Non è confrontabile con altre coscienze: la coscienza, come la vita, è un campione molto ristretto, anzi unidimensionale, quindi pessimo candidato all’analisi scientifica. In prima persona conosciamo solo una coscienza, e solo un organismo veramente vivo: gli altri potrebbero essere tutti artefatti biomeccanici, o sogni. È una monocoscienza unica e singolare, non si fa tradurre in altro; la prima persona non si fa mutare in seconda o in terza (io non è tu e neppure lui o ciò) pena la perdita della sua stessa natura.
Non è spiegabile da una teoria che la rappresenti: qualunque teoria che descriva oggettivamente la coscienza, prevede la coscienza in atto su quella teoria, che la prenda in considerazione e la capisca. Se descriviamo la coscienza con una certa funzione o attività nervosa, stiamo cogliendo la descrizione da un luogo non rappresentabile. Non perimetrabile. In-visibile e in-audito, perché è il luogo da cui sappiamo di vedere e udire. La coscienza è un a priori, è sempre “affacciata su”, anche sulle teorie di se stessa. Se pretendiamo di dire cosa è questa essenza che chiamiamo “coscienza”, avremo tra le mani solo un prodotto della sua attività, una rappresentazione, mai la coscienza stessa.

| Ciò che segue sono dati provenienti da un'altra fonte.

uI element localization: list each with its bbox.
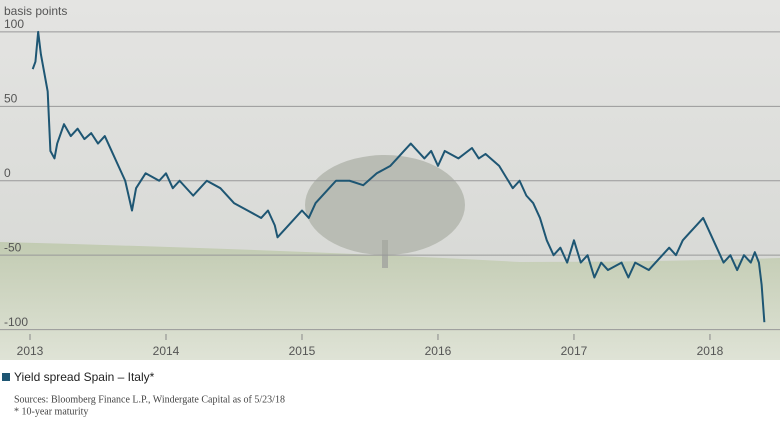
y-axis-label: basis points [4, 4, 67, 18]
x-tick-label: 2015 [289, 344, 316, 358]
y-tick-label: 50 [4, 91, 18, 105]
y-tick-label: -100 [4, 315, 28, 329]
series-line [31, 30, 766, 323]
legend-swatch [2, 373, 10, 381]
x-tick-label: 2016 [425, 344, 452, 358]
legend-label: Yield spread Spain – Italy* [14, 370, 155, 384]
footnote: * 10-year maturity [14, 406, 88, 417]
y-tick-label: 0 [4, 166, 11, 180]
y-tick-label: -50 [4, 240, 22, 254]
x-tick-label: 2013 [17, 344, 44, 358]
x-tick-label: 2018 [697, 344, 724, 358]
source-note: Sources: Bloomberg Finance L.P., Winderg… [14, 394, 285, 405]
x-tick-label: 2014 [153, 344, 180, 358]
x-tick-label: 2017 [561, 344, 588, 358]
y-tick-label: 100 [4, 17, 24, 31]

Non è neppure un contenitore di rappresentazioni: esperienzialmente non viviamo la coscienza come una sostanza-contenitore delle rappresentazioni del mondo, delle funzioni e di altri oggetti[22]. Questa sarebbe solo un’altra rappresentazione. Per anticipare qualche dato, la visione sul primo canale è più simile a cavalcare una freccia pulsante, sempre in volo, che si posa sul mondo. È ciò che l’analisi fenomenologica chiama intenzionalità, quella straordinaria proprietà per cui la coscienza non è una “cosa”, ma un aprirsi e un accorgersi delle cose che la freccia incontra.

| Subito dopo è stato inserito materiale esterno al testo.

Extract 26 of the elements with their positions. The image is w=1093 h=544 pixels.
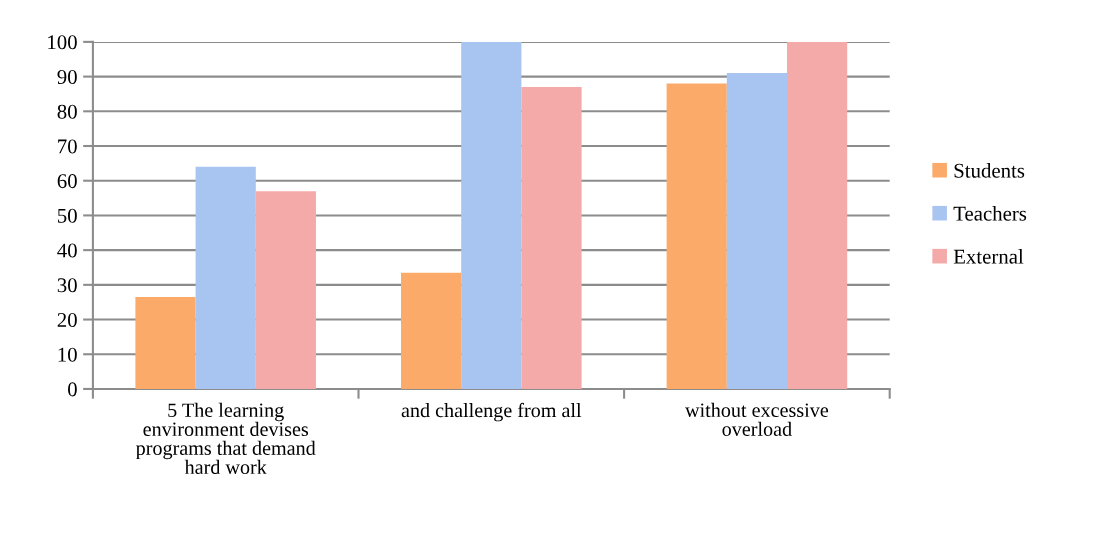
x-tick-label: 5 The learning environment devises programs that demand hard work (135, 402, 316, 475)
bar (255, 191, 317, 389)
bar (135, 296, 196, 389)
y-tick-label: 80 (57, 104, 77, 119)
bar (195, 166, 256, 389)
y-tick-label: 0 (68, 382, 77, 397)
x-tick-label: without excessive overload (685, 402, 829, 436)
y-tick-label: 60 (57, 174, 77, 189)
x-tick-label: and challenge from all (401, 402, 582, 422)
y-tick-label: 100 (48, 35, 77, 50)
bar (787, 41, 848, 389)
bar (726, 73, 787, 389)
y-tick-label: 20 (57, 312, 77, 327)
legend-label: Teachers (953, 206, 1027, 221)
y-tick-label: 70 (58, 139, 77, 154)
y-tick-label: 10 (58, 347, 77, 362)
y-tick-label: 30 (57, 278, 77, 293)
y-tick-label: 90 (57, 69, 77, 85)
legend-label: External (953, 249, 1024, 264)
bar (521, 87, 582, 389)
bar (666, 83, 727, 389)
bar (401, 272, 462, 389)
y-tick-label: 50 (58, 208, 77, 223)
bar (461, 41, 522, 389)
y-tick-label: 40 (57, 243, 77, 258)
legend-label: Students (954, 163, 1025, 178)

La coscienza non è neppure un’altra serie di “cose” che la filosofia, la psicologia o le religioni hanno supposto fosse.
Non è uno stato d’animo, un sentimento, un’emozione: piuttosto la coscienza si applica su questi modi di affacciarsi sul mondo, che la colorano ma che sono solo eventi interiori molto prossimi. La natura particolare e individuale di questi stati della psiche – che variano nel tempo e sono diversi per me, per un altro uomo e per un passero – è ciò su cui la freccia dell’accorgersi si intenziona, permettendoci di viverli, capirli, provarli, patirli. Ancora una volta questo non deve indurre a pensare la coscienza come una scatola che rinchiude cose: è sempre un’apertura davanti alla quale le cose si presentano.
Non è un prodotto culturale: la psiche e la cultura formano un aggregato di ricordi, abitudini, credenze, aspirazioni, caratteri emotivi, ruoli che si strutturano in un “io” psicologico, una personalità a cui conferiamo lo statuto di realtà e a cui ci riferiamo nella vita di relazione. Ma questa non è la coscienza; essa è ciò davanti a cui questo specifico carattere e queste valutazioni appaiono.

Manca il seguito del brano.